How much wood does it take to create these pellets?
“As we’re looking at supply and at using local sources as supply, what is really striking to me is actually how little it takes to meet our needs compared to the amount of wood that is available,” Deering said. “In addition to logging residues and mill residues, one source of supply is young growth, which is about 40 to 50 years old. There is about a million acres of it in Southeast, and about 750,000 of that is part of the Tongass National Forest. Of that 750,000, about 250,000 potentially has no restrictions on it for logging, is not part of a national monument like Admiralty Island, is not a wilderness area, or part of setbacks for stream buffers — it is available to be harvested.”
“If you used only that young growth as your fuel supply, and you wanted to replace all of our heating oil usage in Southeast entirely, you would need less than 2,000 acres a year,” Deering said. “So you’re looking at a harvest rate of less than one percent per year.”
Until a large scale use of and demand for wood pellets is established in the region, Soboleff said, local biomass users such as Sealaska are importing pellets from down South.
“Our importing of pellets is just as reliable as everyone else importing oil heat,” Soboleff said. “But we want to eventually have a locally grown, made and owned wood pellet heating resource, and we can do that but it takes a commitment from the region, from municipalities, state government, federal government and private business owners that own large facilities.
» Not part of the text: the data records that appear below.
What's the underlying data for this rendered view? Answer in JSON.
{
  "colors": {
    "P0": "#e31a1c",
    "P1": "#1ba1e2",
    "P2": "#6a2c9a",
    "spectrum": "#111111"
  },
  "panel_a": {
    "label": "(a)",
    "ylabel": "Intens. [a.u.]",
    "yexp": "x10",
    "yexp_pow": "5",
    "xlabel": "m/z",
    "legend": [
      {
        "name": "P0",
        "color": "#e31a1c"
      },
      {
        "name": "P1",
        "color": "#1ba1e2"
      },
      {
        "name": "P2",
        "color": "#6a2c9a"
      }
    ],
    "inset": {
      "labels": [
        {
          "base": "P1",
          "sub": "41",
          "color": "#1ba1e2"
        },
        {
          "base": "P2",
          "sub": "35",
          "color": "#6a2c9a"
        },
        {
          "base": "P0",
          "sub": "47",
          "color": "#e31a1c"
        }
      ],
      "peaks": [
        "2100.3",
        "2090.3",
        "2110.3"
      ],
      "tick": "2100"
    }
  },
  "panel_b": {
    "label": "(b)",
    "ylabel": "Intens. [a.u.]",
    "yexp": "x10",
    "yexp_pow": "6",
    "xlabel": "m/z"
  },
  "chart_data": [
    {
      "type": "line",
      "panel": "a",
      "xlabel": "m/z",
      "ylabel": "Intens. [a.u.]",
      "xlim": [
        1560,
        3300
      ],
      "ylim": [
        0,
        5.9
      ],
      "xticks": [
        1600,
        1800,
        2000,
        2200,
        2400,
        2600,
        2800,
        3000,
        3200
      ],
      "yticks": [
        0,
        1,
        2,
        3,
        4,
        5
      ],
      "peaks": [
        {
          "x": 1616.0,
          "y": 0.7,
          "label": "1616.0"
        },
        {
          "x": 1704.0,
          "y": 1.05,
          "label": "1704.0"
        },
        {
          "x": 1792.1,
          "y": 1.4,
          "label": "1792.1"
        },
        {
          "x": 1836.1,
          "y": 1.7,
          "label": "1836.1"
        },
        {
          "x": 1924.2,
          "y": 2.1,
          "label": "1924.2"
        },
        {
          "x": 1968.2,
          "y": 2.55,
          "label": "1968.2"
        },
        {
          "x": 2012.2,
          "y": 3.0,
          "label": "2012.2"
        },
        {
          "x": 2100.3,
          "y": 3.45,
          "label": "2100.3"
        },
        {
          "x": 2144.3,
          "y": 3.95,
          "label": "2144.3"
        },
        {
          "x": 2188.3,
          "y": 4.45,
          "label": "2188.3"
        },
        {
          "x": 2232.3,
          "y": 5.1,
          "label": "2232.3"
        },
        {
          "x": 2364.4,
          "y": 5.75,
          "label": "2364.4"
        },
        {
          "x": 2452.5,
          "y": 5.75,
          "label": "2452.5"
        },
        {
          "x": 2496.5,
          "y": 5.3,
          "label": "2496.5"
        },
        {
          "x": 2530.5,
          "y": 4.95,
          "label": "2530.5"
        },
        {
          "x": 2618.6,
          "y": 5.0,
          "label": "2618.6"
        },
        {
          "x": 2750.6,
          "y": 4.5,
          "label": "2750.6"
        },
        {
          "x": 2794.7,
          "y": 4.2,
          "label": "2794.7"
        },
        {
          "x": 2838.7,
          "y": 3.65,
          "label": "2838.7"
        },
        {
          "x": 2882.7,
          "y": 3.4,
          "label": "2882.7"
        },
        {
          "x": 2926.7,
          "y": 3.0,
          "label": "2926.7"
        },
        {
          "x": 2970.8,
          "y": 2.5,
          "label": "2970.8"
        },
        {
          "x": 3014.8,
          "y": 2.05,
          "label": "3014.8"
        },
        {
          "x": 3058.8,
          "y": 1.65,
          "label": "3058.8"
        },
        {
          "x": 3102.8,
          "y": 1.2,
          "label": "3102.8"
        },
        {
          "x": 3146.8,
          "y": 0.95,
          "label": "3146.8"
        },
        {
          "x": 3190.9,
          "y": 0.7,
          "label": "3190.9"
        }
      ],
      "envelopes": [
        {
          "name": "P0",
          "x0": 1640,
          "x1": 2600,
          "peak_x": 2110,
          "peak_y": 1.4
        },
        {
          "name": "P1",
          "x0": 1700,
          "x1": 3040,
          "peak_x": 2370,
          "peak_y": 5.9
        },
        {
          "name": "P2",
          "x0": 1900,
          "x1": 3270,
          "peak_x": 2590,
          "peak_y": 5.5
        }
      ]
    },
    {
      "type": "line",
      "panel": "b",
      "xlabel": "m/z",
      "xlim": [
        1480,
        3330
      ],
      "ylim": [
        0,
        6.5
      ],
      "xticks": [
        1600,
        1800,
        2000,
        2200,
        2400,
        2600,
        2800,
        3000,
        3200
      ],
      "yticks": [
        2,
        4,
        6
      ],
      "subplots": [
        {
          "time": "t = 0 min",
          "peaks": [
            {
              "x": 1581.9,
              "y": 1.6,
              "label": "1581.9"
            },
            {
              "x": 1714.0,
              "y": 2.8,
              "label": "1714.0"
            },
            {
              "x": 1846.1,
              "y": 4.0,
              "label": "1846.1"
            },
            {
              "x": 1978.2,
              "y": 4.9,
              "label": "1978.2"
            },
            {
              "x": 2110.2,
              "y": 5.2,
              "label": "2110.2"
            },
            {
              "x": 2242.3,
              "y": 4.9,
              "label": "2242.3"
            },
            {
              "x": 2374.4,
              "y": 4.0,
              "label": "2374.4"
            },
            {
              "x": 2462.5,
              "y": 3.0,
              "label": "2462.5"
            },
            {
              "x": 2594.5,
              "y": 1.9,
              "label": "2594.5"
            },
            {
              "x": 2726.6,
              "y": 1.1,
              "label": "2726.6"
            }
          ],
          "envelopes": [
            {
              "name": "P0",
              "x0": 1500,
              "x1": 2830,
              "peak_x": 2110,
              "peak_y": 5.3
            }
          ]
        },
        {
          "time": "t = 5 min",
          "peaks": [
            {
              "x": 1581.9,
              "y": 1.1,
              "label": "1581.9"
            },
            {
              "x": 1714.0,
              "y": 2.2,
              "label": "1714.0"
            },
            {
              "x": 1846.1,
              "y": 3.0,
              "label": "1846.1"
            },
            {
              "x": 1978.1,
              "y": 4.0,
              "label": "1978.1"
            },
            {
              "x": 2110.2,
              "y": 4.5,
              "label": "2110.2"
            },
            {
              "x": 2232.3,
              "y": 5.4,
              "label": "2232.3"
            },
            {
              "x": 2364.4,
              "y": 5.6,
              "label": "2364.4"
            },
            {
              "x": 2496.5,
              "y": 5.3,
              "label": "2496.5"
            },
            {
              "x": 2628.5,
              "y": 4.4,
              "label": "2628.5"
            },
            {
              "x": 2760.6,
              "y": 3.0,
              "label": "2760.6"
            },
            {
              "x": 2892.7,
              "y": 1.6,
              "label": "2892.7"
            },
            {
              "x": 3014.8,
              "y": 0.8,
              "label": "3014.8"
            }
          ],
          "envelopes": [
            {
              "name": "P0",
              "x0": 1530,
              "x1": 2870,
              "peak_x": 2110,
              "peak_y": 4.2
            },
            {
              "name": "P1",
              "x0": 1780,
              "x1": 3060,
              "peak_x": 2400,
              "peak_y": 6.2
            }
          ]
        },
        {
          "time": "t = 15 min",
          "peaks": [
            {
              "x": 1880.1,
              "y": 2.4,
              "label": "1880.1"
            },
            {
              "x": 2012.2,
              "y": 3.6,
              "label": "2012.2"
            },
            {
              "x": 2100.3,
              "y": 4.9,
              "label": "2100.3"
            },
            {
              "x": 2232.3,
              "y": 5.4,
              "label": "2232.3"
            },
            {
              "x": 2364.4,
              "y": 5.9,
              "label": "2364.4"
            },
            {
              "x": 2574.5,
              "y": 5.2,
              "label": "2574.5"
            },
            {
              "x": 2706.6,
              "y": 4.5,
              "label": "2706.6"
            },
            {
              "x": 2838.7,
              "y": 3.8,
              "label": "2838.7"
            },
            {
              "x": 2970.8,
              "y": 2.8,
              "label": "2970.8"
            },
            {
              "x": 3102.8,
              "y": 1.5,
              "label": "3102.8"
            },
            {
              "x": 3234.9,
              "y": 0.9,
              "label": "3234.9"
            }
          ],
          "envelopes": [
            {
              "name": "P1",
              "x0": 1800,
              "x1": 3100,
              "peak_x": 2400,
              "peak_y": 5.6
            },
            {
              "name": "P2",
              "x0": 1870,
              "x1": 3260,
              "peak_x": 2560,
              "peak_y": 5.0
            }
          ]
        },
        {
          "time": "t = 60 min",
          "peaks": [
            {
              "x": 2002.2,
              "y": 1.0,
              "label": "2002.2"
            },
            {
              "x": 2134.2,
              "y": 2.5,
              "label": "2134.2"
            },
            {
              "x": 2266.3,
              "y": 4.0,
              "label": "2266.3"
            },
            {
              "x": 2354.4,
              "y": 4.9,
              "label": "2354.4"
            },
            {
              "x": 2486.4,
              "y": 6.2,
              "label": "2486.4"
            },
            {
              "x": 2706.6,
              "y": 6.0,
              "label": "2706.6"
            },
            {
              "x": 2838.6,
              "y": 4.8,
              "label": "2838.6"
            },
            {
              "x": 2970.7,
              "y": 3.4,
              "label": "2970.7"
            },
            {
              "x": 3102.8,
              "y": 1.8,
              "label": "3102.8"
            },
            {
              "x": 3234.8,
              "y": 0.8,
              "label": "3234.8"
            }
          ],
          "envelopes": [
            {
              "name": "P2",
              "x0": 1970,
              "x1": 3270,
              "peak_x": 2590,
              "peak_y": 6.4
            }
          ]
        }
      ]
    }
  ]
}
We could easily create the demand overnight if we got a dozen large facilities to convert to wood pellets.”
Daniel Parrent, Biomass and Forest Stewardship Coordinator for the U.S. Forest Service, acknowledges there are concerns about carbon emissions from wood pellet stoves.
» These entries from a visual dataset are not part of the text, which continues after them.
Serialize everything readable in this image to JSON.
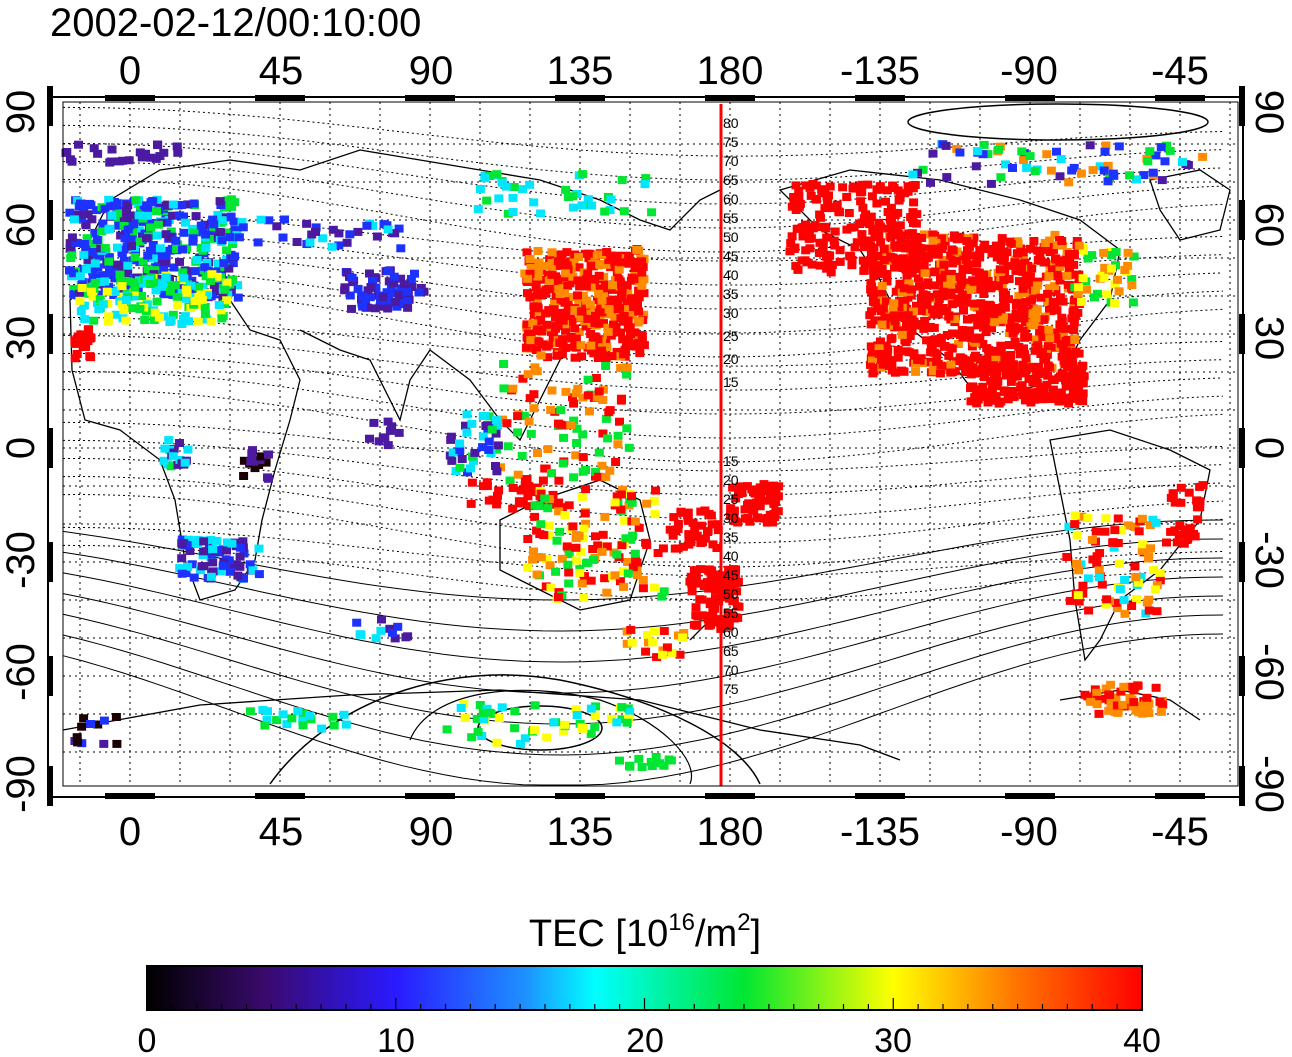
{
  "title": "2002-02-12/00:10:00",
  "map": {
    "top_lon_labels": [
      "0",
      "45",
      "90",
      "135",
      "180",
      "-135",
      "-90",
      "-45"
    ],
    "bottom_lon_labels": [
      "0",
      "45",
      "90",
      "135",
      "180",
      "-135",
      "-90",
      "-45"
    ],
    "left_lat_labels": [
      "90",
      "60",
      "30",
      "0",
      "-30",
      "-60",
      "-90"
    ],
    "right_lat_labels": [
      "90",
      "60",
      "30",
      "0",
      "-30",
      "-60",
      "-90"
    ],
    "north_contour_labels": [
      "80",
      "75",
      "70",
      "65",
      "60",
      "55",
      "50",
      "45",
      "40",
      "35",
      "30",
      "25",
      "20",
      "15"
    ],
    "south_contour_labels": [
      "15",
      "20",
      "25",
      "30",
      "35",
      "40",
      "45",
      "50",
      "55",
      "60",
      "65",
      "70",
      "75"
    ],
    "meridian_color": "#ff0000"
  },
  "colorbar": {
    "label_prefix": "TEC  [10",
    "label_exp1": "16",
    "label_mid": "/m",
    "label_exp2": "2",
    "label_suffix": "]",
    "ticks": [
      "0",
      "10",
      "20",
      "30",
      "40"
    ],
    "min": 0,
    "max": 40
  },
  "palette": {
    "dark": "#1a0000",
    "violet": "#4b1aa0",
    "blue": "#1e32ff",
    "cyan": "#00e6ff",
    "green": "#00e632",
    "yellow": "#ffff00",
    "orange": "#ff8c00",
    "red": "#ff0000"
  }
}
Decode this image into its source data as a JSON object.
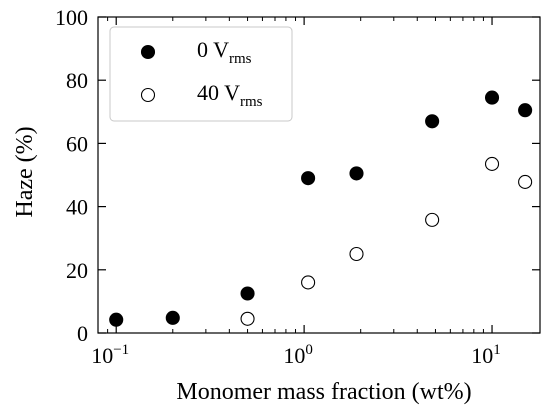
{
  "chart_data": {
    "type": "scatter",
    "xlabel": "Monomer mass fraction (wt%)",
    "ylabel": "Haze (%)",
    "xscale": "log",
    "xlim": [
      0.08,
      18
    ],
    "ylim": [
      0,
      100
    ],
    "yticks": [
      0,
      20,
      40,
      60,
      80,
      100
    ],
    "xticks": [
      {
        "base": "10",
        "exp": "−1"
      },
      {
        "base": "10",
        "exp": "0"
      },
      {
        "base": "10",
        "exp": "1"
      }
    ],
    "xtick_values": [
      0.1,
      1,
      10
    ],
    "grid": false,
    "legend_position": "top-left",
    "series": [
      {
        "name": "0 V",
        "name_sub": "rms",
        "marker": "filled-circle",
        "color": "#000000",
        "x": [
          0.1,
          0.2,
          0.5,
          1.05,
          1.9,
          4.8,
          10,
          15
        ],
        "y": [
          4.2,
          4.8,
          12.5,
          49,
          50.5,
          67,
          74.5,
          70.5
        ]
      },
      {
        "name": "40 V",
        "name_sub": "rms",
        "marker": "open-circle",
        "color": "#000000",
        "x": [
          0.5,
          1.05,
          1.9,
          4.8,
          10,
          15
        ],
        "y": [
          4.5,
          16,
          25,
          35.8,
          53.5,
          47.8
        ]
      }
    ]
  }
}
“Some people might argue that it’s not carbon neutral, but when you consider that you’re not precluding forest regrowth — that new trees are going to grow back to replace the trees you cut down — those new trees recapture the carbon that was emitted from the trees you burned,” Parrent said. “It’s about 95 percent carbon neutral — yes there is a small price to pay for harvesting and processing and transportation, but biomass energy is about 95 percent carbon neutral.”
Soliciting public comment
Whether the region turns to biomass conversion as a way to mitigate rising fuel costs, or continues to explore the feasibility of various hydro projects or transmission lines, or pursues demand supply management and energy efficiency programs — or all three — one of its advisory board members said that the primary goal of the plan is to bring attention to Southeast’s current energy challenges.
“It’s one thing to have a report, and another to really let people know we have a problem,” Carlson said. “People can’t solve a problem if they don’t know it exists.”
AEA is currently gathering public comments for review, Venables said.
“Ultimately the legislature itself will take a look at the plan, and legislative hearings will be scheduled at some point,” Venables said. “But as a directional document, the SEIRP was never meant to set policy or tell the legislature or communities what to do; it shows options and pathways that can be followed to achieve expected results.”
“And the communities, individuals and their selected officials will have to decide,” Venables added, “individually and collectively, what they want their energy future to look like.”